Berdasarkan data perusahaan data dan perangkat lunak keuangan Amerika, FactSet selama 15 tahun terakhir, S&P 500 terus mengungguli indeks-indeks utama di Eropa dan Asia, namun tahun ini, S&P 500 turun 10% dan berada di jalur menuju bulan terburuk sejak 2022.
SCROLL TO CONTINUE WITH CONTENT
Arun Sai, ahli strategi multi-aset senior di Pictet Asset Management mengatakan sikap keras pemerintahan Trump dalam mengubah sistem perdagangan internasional dan tatanan ekonomi global kemungkinan telah berkontribusi terhadap berkurangnya arus masuk ke aset-aset AS.

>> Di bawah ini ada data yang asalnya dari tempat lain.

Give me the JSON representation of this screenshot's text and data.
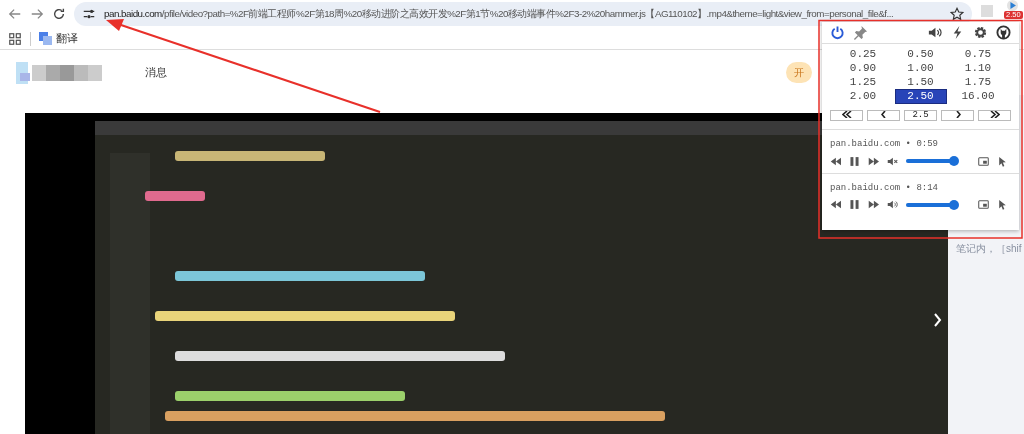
{
  "address_bar": {
    "host": "pan.baidu.com",
    "rest": "/pfile/video?path=%2F前端工程师%2F第18周%20移动进阶之高效开发%2F第1节%20移动端事件%2F3-2%20hammer.js【AG110102】.mp4&theme=light&view_from=personal_file&f..."
  },
  "extension_badge": "2.50",
  "bookmarks": [
    {
      "label": "翻译"
    }
  ],
  "site_header": {
    "nav_link": "消息",
    "promo": "开"
  },
  "side_panel": {
    "hint": "笔记内，［shif"
  },
  "popup": {
    "enabled": true,
    "pinned": false,
    "speeds": [
      {
        "label": "0.25",
        "selected": false
      },
      {
        "label": "0.50",
        "selected": false
      },
      {
        "label": "0.75",
        "selected": false
      },
      {
        "label": "0.90",
        "selected": false
      },
      {
        "label": "1.00",
        "selected": false
      },
      {
        "label": "1.10",
        "selected": false
      },
      {
        "label": "1.25",
        "selected": false
      },
      {
        "label": "1.50",
        "selected": false
      },
      {
        "label": "1.75",
        "selected": false
      },
      {
        "label": "2.00",
        "selected": false
      },
      {
        "label": "2.50",
        "selected": true
      },
      {
        "label": "16.00",
        "selected": false
      }
    ],
    "speed_input": "2.5",
    "media": [
      {
        "title": "pan.baidu.com • 0:59",
        "muted": true,
        "level": 1
      },
      {
        "title": "pan.baidu.com • 8:14",
        "muted": false,
        "level": 1
      }
    ]
  }
}
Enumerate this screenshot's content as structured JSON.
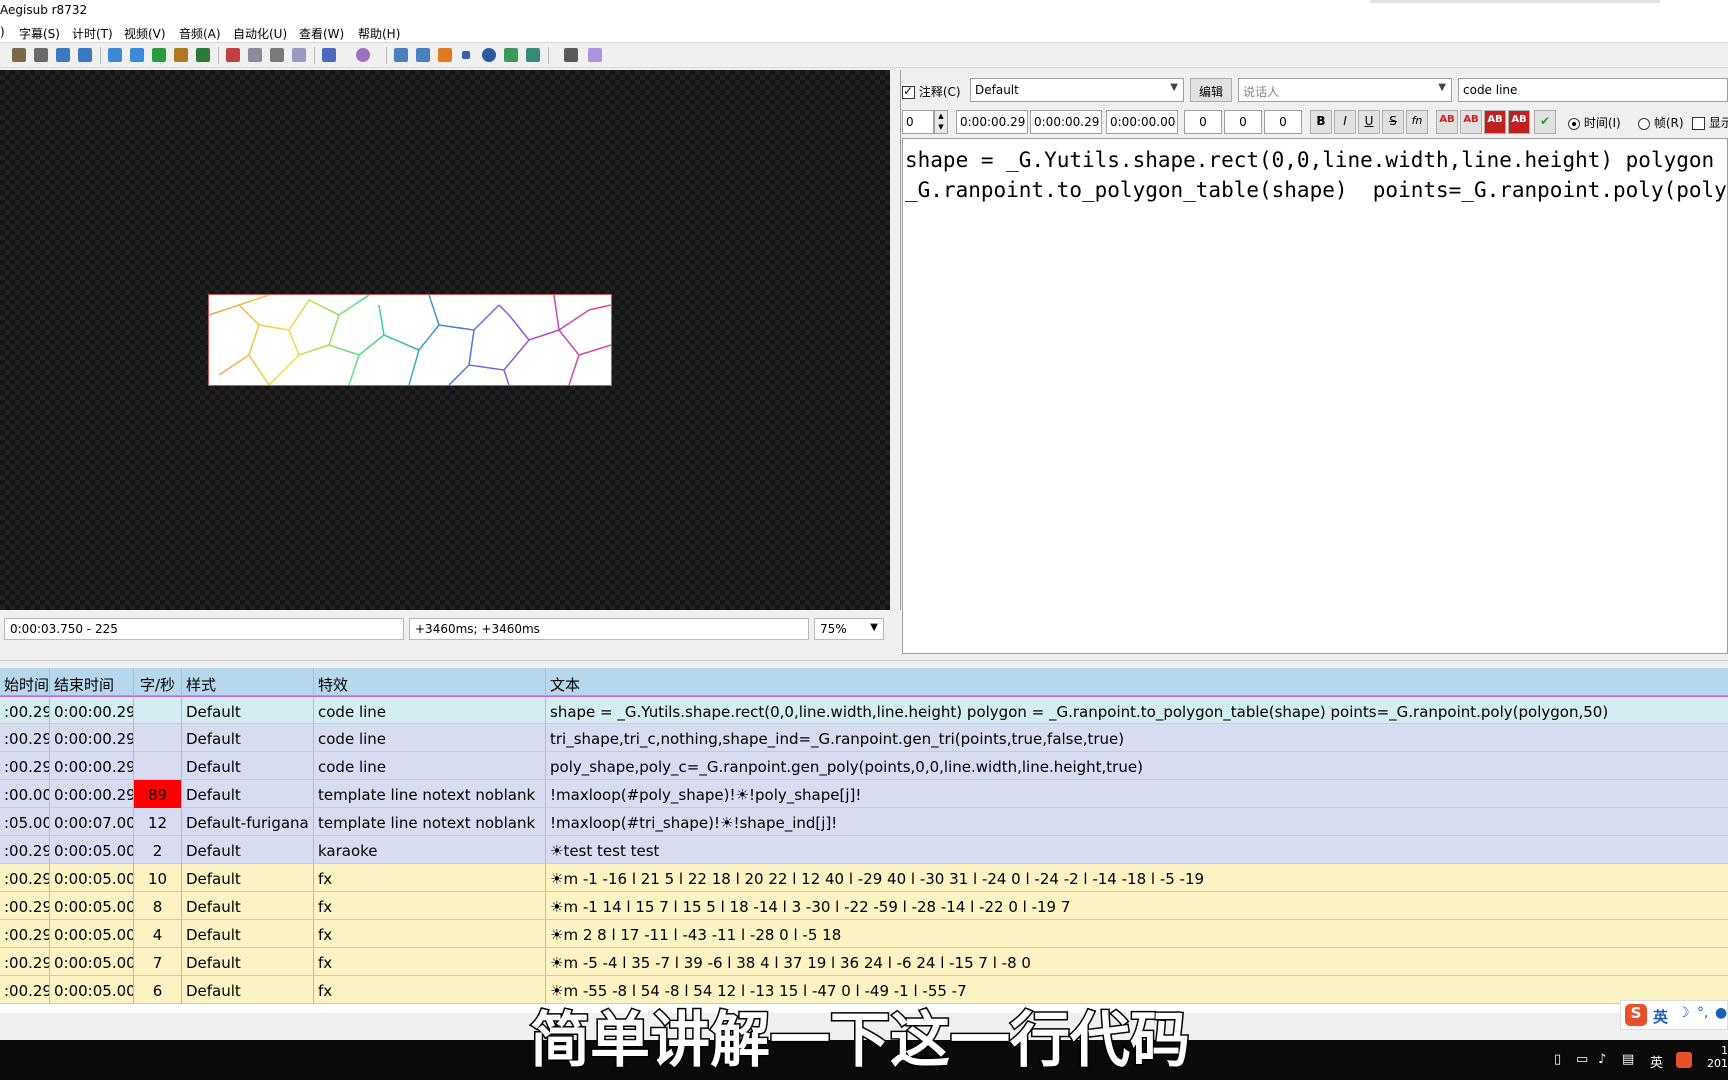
{
  "window": {
    "title": "Aegisub r8732"
  },
  "menu": [
    "字幕(S)",
    "计时(T)",
    "视频(V)",
    "音频(A)",
    "自动化(U)",
    "查看(W)",
    "帮助(H)"
  ],
  "menu_prefix": ")",
  "video_status": {
    "time": "0:00:03.750 - 225",
    "offset": "+3460ms; +3460ms",
    "zoom": "75%"
  },
  "edit": {
    "comment_label": "注释(C)",
    "comment_checked": true,
    "style": "Default",
    "edit_button": "编辑",
    "actor_placeholder": "说话人",
    "effect": "code line",
    "layer": "0",
    "start": "0:00:00.29",
    "end": "0:00:00.29",
    "duration": "0:00:00.00",
    "margin_l": "0",
    "margin_r": "0",
    "margin_v": "0",
    "fmt_buttons": [
      "B",
      "I",
      "U",
      "S",
      "fn"
    ],
    "color_buttons": [
      "AB",
      "AB",
      "AB",
      "AB"
    ],
    "time_radio": "时间(I)",
    "frame_radio": "帧(R)",
    "show_label": "显示",
    "text_lines": [
      "shape = _G.Yutils.shape.rect(0,0,line.width,line.height) polygon =",
      "_G.ranpoint.to_polygon_table(shape)  points=_G.ranpoint.poly(polygon,"
    ]
  },
  "grid": {
    "columns": [
      "始时间",
      "结束时间",
      "字/秒",
      "样式",
      "特效",
      "文本"
    ],
    "rows": [
      {
        "start": ":00.29",
        "end": "0:00:00.29",
        "cps": "",
        "style": "Default",
        "effect": "code line",
        "text": "shape = _G.Yutils.shape.rect(0,0,line.width,line.height) polygon = _G.ranpoint.to_polygon_table(shape)  points=_G.ranpoint.poly(polygon,50)",
        "kind": "selected"
      },
      {
        "start": ":00.29",
        "end": "0:00:00.29",
        "cps": "",
        "style": "Default",
        "effect": "code line",
        "text": "tri_shape,tri_c,nothing,shape_ind=_G.ranpoint.gen_tri(points,true,false,true)",
        "kind": "comment"
      },
      {
        "start": ":00.29",
        "end": "0:00:00.29",
        "cps": "",
        "style": "Default",
        "effect": "code line",
        "text": "poly_shape,poly_c=_G.ranpoint.gen_poly(points,0,0,line.width,line.height,true)",
        "kind": "comment"
      },
      {
        "start": ":00.00",
        "end": "0:00:00.29",
        "cps": "89",
        "style": "Default",
        "effect": "template line notext noblank",
        "text": "!maxloop(#poly_shape)!☀!poly_shape[j]!",
        "kind": "comment",
        "cps_alert": true
      },
      {
        "start": ":05.00",
        "end": "0:00:07.00",
        "cps": "12",
        "style": "Default-furigana",
        "effect": "template line notext noblank",
        "text": "!maxloop(#tri_shape)!☀!shape_ind[j]!",
        "kind": "comment"
      },
      {
        "start": ":00.29",
        "end": "0:00:05.00",
        "cps": "2",
        "style": "Default",
        "effect": "karaoke",
        "text": "☀test test test",
        "kind": "comment"
      },
      {
        "start": ":00.29",
        "end": "0:00:05.00",
        "cps": "10",
        "style": "Default",
        "effect": "fx",
        "text": "☀m -1 -16 l 21 5 l 22 18 l 20 22 l 12 40 l -29 40 l -30 31 l -24 0 l -24 -2 l -14 -18 l -5 -19",
        "kind": "fx"
      },
      {
        "start": ":00.29",
        "end": "0:00:05.00",
        "cps": "8",
        "style": "Default",
        "effect": "fx",
        "text": "☀m -1 14 l 15 7 l 15 5 l 18 -14 l 3 -30 l -22 -59 l -28 -14 l -22 0 l -19 7",
        "kind": "fx"
      },
      {
        "start": ":00.29",
        "end": "0:00:05.00",
        "cps": "4",
        "style": "Default",
        "effect": "fx",
        "text": "☀m 2 8 l 17 -11 l -43 -11 l -28 0 l -5 18",
        "kind": "fx"
      },
      {
        "start": ":00.29",
        "end": "0:00:05.00",
        "cps": "7",
        "style": "Default",
        "effect": "fx",
        "text": "☀m -5 -4 l 35 -7 l 39 -6 l 38 4 l 37 19 l 36 24 l -6 24 l -15 7 l -8 0",
        "kind": "fx"
      },
      {
        "start": ":00.29",
        "end": "0:00:05.00",
        "cps": "6",
        "style": "Default",
        "effect": "fx",
        "text": "☀m -55 -8 l 54 -8 l 54 12 l -13 15 l -47 0 l -49 -1 l -55 -7",
        "kind": "fx"
      }
    ]
  },
  "overlay_subtitle": "简单讲解一下这一行代码",
  "tray": {
    "ime": "英",
    "lang": "英",
    "clock": "1",
    "year": "201"
  },
  "colors": {
    "selected_row": "#d4edf1",
    "comment_row": "#d8dcf1",
    "fx_row": "#fbf3c4",
    "header": "#b7d7ec",
    "cps_alert": "#ff0000"
  }
}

Ia mengatakan, meskipun pasar saham AS tetap menjadi tempat yang layak untuk berinvestasi dalam jangka panjang, kini investor mencari saham di luar negeri untuk mendiversifikasi portofolio mereka.
ADVERTISEMENT
“Jika Anda seorang investor Eropa, Anda sekarang akan berpikir dua kali untuk mengalokasikan dana secara strategis ke AS. S&P 500 bukan lagi satu-satunya pilihan,” kata Sai dikutip dari CNN, Senin (21/4/2025).
Kepala Solusi Investasi Invesco, Alessio de Longis mengatakan, tiga faktor utama yang mendorong peralihan fokus investor dari AS ke pasar luar negeri.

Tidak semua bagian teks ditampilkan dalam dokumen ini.